Sure, there are many people who are using Singapore to lily-pad to selfish accomplishments. Those should be hated for using and abusing our country, then giving nothing back. But there are surely more Singapore-passport-holders who mumble the pledge and take education subsidies for granted, never contribute to country, and spend all their free hours in our clean parks and city facilities planning escape to another country. Contribution evaluation is not going to help.
What we need to recognise is that people reciprocate. The worse we treat the guests in this country, the less they are going to act like family. Can we blame them? We are going to end up in a web of jealousy, arrogance, and self-sabotage. This hypocrisy must stop.

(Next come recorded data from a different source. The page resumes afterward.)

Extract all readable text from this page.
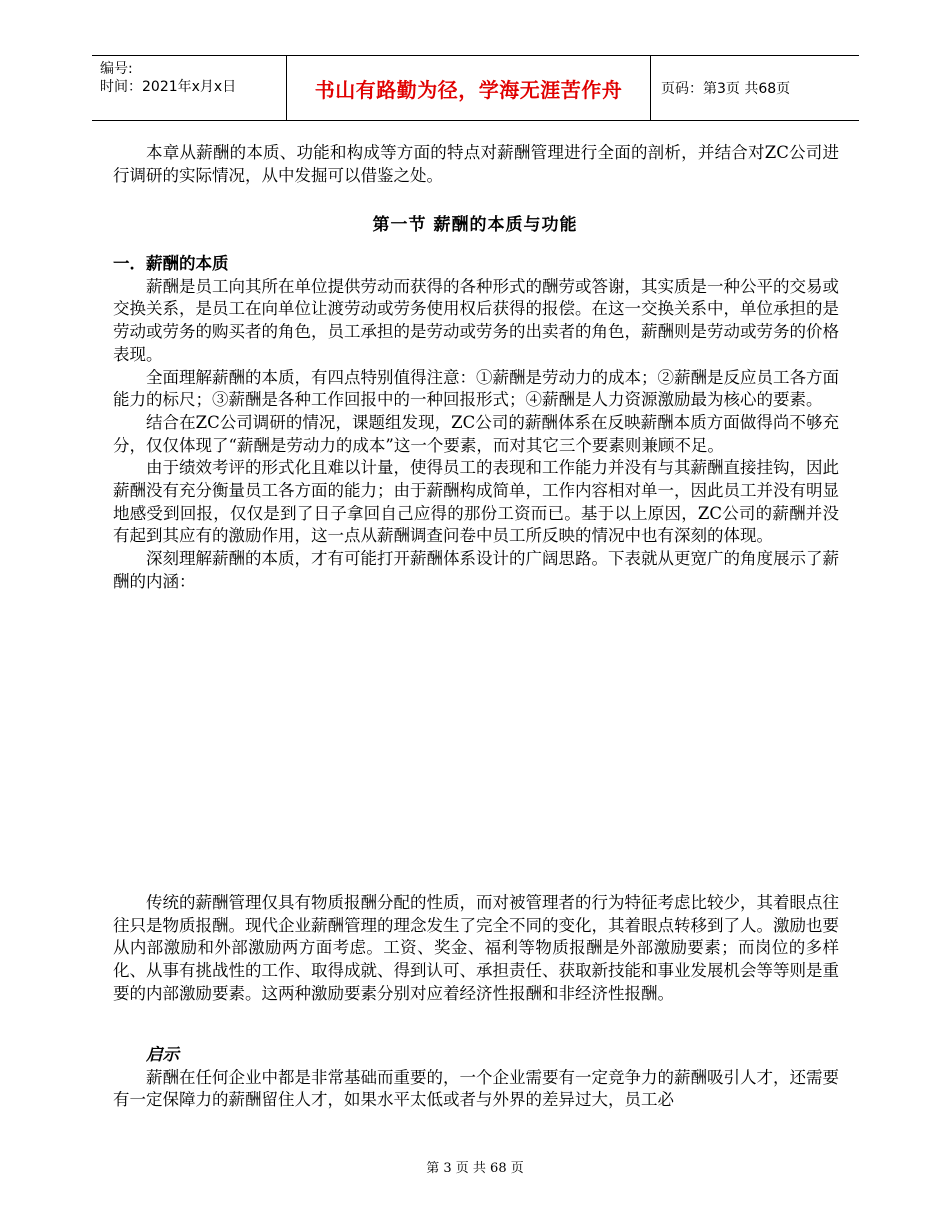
编号:
时间：2021年x月x日	书山有路勤为径，学海无涯苦作舟	页码：第3页 共68页

本章从薪酬的本质、功能和构成等方面的特点对薪酬管理进行全面的剖析，并结合对ZC公司进行调研的实际情况，从中发掘可以借鉴之处。

第一节 薪酬的本质与功能

一．薪酬的本质

薪酬是员工向其所在单位提供劳动而获得的各种形式的酬劳或答谢，其实质是一种公平的交易或交换关系，是员工在向单位让渡劳动或劳务使用权后获得的报偿。在这一交换关系中，单位承担的是劳动或劳务的购买者的角色，员工承担的是劳动或劳务的出卖者的角色，薪酬则是劳动或劳务的价格表现。

全面理解薪酬的本质，有四点特别值得注意：①薪酬是劳动力的成本；②薪酬是反应员工各方面能力的标尺；③薪酬是各种工作回报中的一种回报形式；④薪酬是人力资源激励最为核心的要素。

结合在ZC公司调研的情况，课题组发现，ZC公司的薪酬体系在反映薪酬本质方面做得尚不够充分，仅仅体现了“薪酬是劳动力的成本”这一个要素，而对其它三个要素则兼顾不足。

由于绩效考评的形式化且难以计量，使得员工的表现和工作能力并没有与其薪酬直接挂钩，因此薪酬没有充分衡量员工各方面的能力；由于薪酬构成简单，工作内容相对单一，因此员工并没有明显地感受到回报，仅仅是到了日子拿回自己应得的那份工资而已。基于以上原因，ZC公司的薪酬并没有起到其应有的激励作用，这一点从薪酬调查问卷中员工所反映的情况中也有深刻的体现。

深刻理解薪酬的本质，才有可能打开薪酬体系设计的广阔思路。下表就从更宽广的角度展示了薪酬的内涵：

传统的薪酬管理仅具有物质报酬分配的性质，而对被管理者的行为特征考虑比较少，其着眼点往往只是物质报酬。现代企业薪酬管理的理念发生了完全不同的变化，其着眼点转移到了人。激励也要从内部激励和外部激励两方面考虑。工资、奖金、福利等物质报酬是外部激励要素；而岗位的多样化、从事有挑战性的工作、取得成就、得到认可、承担责任、获取新技能和事业发展机会等等则是重要的内部激励要素。这两种激励要素分别对应着经济性报酬和非经济性报酬。

启示

薪酬在任何企业中都是非常基础而重要的，一个企业需要有一定竞争力的薪酬吸引人才，还需要有一定保障力的薪酬留住人才，如果水平太低或者与外界的差异过大，员工必

第 3 页 共 68 页
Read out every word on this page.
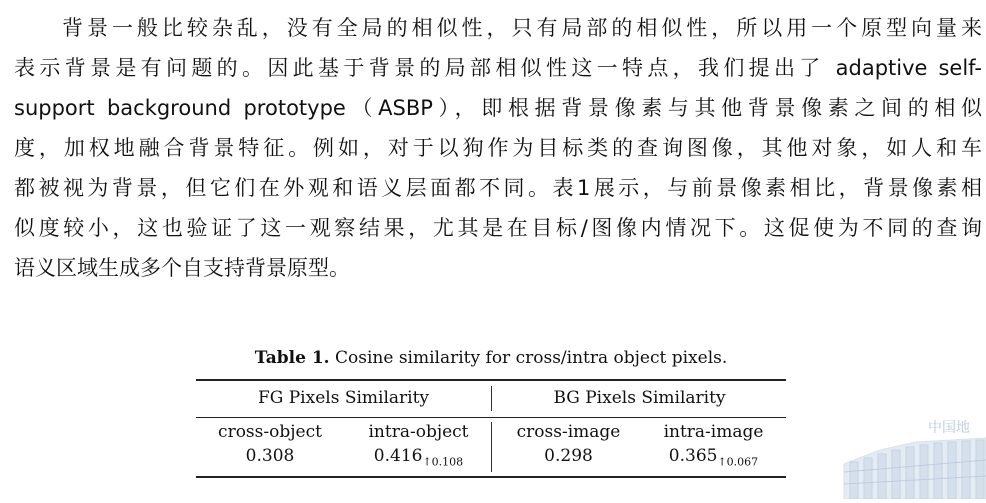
背景一般比较杂乱，没有全局的相似性，只有局部的相似性，所以用一个原型向量来
表示背景是有问题的。因此基于背景的局部相似性这一特点，我们提出了 adaptive self-
support background prototype（ASBP），即根据背景像素与其他背景像素之间的相似
度，加权地融合背景特征。例如，对于以狗作为目标类的查询图像，其他对象，如人和车
都被视为背景，但它们在外观和语义层面都不同。表1展示，与前景像素相比，背景像素相
似度较小，这也验证了这一观察结果，尤其是在目标/图像内情况下。这促使为不同的查询
语义区域生成多个自支持背景原型。
Table 1. Cosine similarity for cross/intra object pixels.
FG Pixels Similarity	BG Pixels Similarity
cross-object
0.308
intra-object
$0.416_{↑0.108}$
cross-image
0.298
intra-image
$0.365_{↑0.067}$
中国地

Uniquely Singapore - it has taken me years to understand what this feeble sounding catchphrase meant to communicate. Yet this is what I understand of it today. It is far easier for Singapore to become a welcoming city of the world than any other city of the same economic development. We are arguably the most multi-racial first-class developed city in the world. Do you realise how amazing that is? Other cities, London, Hong Kong, NYC, Tokyo, Zurich all started with far more homogenous populations, and some are still more homogenous in culture, philosophy and policy than Singapore. While other cities struggle to integrate wildly different new people into their homogenous societies, heavy with history, it is
easy for us to be accepting and accommodating. Don't waste that.
Democracy
I also want to say something about social Enlightenment and economic growth. This country brings its children up to believe in the triumph of the free-market and its eventual ability to transform civil society. And for a while I have been similarly lulled into sitting back and waiting for our unhurried, smooth, graceful transition to individual freedoms and equality. But look at how much wealth the Middle East nations have, and how much inequality their constitution shelters. Singaporeans cannot sit back and allow the government to plan for 20 years of excruciatingly slow democratic reform, we have to want it for ourselves. Money does not make morals, and economy does not create society. We cannot wait for them to tell us we are ready, when they think that we are ready, because this is growing up. You are not grown up until you can stand up and say for yourself that you are grown up. We can have no freedom and no identity until we claim them for ourselves.